Is that the way they’re going? I have no clue. None at all. Literally. That seems to have been half the point of the announcement trailer, not giving people a clue. The a new age line seems to hint at going forward, but without any images that support that sentence the link is rather weak. I wouldn’t even be surprised if the time period isn’t nailed down yet. They’re probably working with a certain period in mind, but in this stage (or at least the stage they were in when the trailer was made) they will be focusing on core mechanics rather than specific units and such, and not announcing the period means having at least the theoretical option to switch or slightly tune their periods if that improves the game that follows from the mechanics. Another good reason for not giving anything away yet is reserving the ability to create hype by releasing that information later. I know I will be hyped when the period is announced, pretty much regardless of which period it end up as.

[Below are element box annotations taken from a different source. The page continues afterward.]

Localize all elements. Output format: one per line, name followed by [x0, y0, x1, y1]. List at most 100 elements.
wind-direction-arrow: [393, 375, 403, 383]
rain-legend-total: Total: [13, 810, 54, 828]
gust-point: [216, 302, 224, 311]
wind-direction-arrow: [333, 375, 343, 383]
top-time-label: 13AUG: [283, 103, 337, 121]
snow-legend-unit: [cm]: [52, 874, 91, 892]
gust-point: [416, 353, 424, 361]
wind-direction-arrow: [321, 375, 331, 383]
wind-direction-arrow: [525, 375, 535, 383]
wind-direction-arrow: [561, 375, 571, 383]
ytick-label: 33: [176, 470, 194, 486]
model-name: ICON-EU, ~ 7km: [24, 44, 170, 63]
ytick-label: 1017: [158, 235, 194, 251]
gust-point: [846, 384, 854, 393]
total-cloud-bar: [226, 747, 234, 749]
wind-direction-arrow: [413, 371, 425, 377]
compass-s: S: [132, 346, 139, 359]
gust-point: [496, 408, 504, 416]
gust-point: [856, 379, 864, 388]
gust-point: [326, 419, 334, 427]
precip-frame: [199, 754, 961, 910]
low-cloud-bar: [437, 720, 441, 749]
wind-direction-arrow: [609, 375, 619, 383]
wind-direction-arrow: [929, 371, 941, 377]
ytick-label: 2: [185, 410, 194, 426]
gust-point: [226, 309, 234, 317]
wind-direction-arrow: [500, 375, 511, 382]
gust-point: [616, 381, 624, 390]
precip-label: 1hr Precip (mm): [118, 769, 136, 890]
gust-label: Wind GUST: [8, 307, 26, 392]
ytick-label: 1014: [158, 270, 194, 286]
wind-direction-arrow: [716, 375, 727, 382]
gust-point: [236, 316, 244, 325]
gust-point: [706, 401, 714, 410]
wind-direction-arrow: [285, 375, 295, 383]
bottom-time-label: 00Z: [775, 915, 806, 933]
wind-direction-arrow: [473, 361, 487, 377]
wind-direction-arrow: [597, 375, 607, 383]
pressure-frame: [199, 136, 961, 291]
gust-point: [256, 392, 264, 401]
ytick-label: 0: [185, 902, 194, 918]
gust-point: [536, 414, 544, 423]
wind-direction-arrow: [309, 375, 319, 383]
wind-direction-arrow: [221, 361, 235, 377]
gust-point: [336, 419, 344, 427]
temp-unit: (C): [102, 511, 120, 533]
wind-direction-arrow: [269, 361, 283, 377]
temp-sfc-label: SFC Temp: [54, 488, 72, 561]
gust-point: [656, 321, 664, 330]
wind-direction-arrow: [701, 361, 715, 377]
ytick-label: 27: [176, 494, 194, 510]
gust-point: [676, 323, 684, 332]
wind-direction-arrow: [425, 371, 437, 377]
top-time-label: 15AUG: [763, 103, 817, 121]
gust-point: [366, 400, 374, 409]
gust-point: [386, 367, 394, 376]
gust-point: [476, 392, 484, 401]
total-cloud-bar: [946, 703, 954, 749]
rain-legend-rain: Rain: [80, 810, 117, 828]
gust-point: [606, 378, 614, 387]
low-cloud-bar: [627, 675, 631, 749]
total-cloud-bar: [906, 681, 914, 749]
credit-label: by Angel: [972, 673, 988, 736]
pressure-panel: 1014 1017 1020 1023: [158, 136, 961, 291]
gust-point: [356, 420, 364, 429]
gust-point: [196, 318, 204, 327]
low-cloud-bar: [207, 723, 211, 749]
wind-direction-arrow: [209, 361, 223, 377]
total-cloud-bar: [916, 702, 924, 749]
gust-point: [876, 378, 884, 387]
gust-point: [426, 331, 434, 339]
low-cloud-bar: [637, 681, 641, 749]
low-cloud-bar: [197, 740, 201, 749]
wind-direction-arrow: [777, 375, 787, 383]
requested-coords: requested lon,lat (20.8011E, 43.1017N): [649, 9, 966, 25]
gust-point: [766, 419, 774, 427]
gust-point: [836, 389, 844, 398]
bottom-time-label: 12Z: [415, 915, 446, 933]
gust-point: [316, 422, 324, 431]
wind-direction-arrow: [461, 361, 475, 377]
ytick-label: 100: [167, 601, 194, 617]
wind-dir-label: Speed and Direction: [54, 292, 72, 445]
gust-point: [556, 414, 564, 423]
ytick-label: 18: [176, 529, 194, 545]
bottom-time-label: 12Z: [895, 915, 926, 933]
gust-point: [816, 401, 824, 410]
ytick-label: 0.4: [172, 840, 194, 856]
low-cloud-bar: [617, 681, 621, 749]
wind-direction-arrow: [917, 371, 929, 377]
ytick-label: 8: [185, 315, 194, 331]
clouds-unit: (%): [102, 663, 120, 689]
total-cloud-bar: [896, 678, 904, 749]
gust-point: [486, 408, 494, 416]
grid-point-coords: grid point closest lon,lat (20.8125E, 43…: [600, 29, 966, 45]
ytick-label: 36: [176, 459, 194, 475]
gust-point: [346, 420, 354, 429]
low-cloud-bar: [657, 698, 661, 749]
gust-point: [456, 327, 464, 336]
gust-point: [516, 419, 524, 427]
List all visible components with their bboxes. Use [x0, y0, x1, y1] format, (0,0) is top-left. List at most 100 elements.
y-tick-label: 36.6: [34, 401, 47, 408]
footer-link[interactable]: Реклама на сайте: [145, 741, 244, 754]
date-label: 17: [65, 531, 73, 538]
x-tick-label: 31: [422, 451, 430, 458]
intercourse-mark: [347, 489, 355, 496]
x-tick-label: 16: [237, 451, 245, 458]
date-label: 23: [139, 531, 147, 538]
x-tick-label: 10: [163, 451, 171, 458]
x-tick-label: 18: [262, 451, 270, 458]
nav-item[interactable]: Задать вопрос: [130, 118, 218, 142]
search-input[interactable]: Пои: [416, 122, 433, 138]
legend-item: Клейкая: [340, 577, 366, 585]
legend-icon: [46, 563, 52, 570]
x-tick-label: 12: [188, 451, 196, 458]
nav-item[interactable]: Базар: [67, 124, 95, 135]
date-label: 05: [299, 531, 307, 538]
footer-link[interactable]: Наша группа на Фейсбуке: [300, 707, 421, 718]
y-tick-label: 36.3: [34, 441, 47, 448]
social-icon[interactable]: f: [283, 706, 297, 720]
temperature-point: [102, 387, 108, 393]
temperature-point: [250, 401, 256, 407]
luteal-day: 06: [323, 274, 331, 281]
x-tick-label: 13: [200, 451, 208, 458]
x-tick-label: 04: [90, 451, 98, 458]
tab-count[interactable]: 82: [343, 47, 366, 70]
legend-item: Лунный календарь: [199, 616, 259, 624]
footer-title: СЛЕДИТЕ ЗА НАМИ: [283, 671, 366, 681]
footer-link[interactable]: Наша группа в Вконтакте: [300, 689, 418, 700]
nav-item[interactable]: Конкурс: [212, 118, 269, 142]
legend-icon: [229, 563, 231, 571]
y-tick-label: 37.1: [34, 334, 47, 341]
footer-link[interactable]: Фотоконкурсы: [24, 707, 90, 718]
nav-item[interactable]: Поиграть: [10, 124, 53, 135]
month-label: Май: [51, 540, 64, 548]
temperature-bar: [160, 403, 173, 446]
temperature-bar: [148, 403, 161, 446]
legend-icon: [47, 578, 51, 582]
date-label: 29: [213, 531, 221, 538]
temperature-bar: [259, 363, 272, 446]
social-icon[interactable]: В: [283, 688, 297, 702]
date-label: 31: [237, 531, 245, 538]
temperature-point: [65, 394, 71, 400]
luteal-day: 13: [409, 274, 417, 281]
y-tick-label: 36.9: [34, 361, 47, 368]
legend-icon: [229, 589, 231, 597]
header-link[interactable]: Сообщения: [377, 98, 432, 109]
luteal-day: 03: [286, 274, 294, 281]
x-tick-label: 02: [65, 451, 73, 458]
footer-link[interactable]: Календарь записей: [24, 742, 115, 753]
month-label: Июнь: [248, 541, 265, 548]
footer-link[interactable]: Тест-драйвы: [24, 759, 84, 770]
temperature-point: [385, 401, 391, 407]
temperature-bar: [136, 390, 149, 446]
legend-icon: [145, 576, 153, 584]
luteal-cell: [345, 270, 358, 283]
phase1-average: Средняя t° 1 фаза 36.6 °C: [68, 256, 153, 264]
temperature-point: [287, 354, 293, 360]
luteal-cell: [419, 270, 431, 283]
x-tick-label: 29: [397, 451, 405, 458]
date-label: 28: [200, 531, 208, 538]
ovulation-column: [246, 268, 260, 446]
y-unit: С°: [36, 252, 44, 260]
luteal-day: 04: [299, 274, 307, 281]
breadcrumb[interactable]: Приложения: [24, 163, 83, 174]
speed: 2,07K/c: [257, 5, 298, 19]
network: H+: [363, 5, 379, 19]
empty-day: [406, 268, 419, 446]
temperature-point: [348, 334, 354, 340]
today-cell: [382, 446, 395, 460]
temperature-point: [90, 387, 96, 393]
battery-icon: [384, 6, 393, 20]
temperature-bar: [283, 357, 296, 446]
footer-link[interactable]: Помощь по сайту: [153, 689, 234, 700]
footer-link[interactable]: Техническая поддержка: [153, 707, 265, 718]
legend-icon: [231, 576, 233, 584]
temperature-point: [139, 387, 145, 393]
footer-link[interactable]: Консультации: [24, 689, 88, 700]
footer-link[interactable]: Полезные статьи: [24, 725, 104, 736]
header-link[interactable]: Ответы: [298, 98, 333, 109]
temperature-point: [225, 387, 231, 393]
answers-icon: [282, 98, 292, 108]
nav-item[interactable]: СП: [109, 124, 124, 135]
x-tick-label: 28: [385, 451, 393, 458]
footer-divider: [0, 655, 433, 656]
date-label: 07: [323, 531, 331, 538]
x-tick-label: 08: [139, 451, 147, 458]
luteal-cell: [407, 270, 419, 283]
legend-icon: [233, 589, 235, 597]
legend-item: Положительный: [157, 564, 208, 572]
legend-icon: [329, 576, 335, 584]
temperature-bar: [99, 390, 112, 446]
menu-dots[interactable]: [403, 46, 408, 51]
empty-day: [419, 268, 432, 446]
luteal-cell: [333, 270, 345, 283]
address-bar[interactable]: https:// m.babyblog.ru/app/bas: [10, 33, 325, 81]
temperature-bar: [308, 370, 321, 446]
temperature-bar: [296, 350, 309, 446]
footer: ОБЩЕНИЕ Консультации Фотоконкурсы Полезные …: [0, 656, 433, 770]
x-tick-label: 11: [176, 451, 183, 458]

And to counter myself a bit further: keep in mind that there were two years between the release of the first two games, and six years between 2 and 3, which was cut right down the middle if you include aom. It’s been 12 years and counting since game 3, any patterns established are solidly out of the window by now. (Aoeo was released in the middle of those 12 years but it broke the pattern itself, so if anything it counts against the idea of progressing time periods.)
I honestly don’t know what I’m hoping for on this one. I always, coupled to the mechanics of an aoe game, liked the setting of game 1 best. But there are so many cool historical periods, and even if they don’t match the age progression idea quite as well they can all be amazing games. In short at this point I’m just plain curious.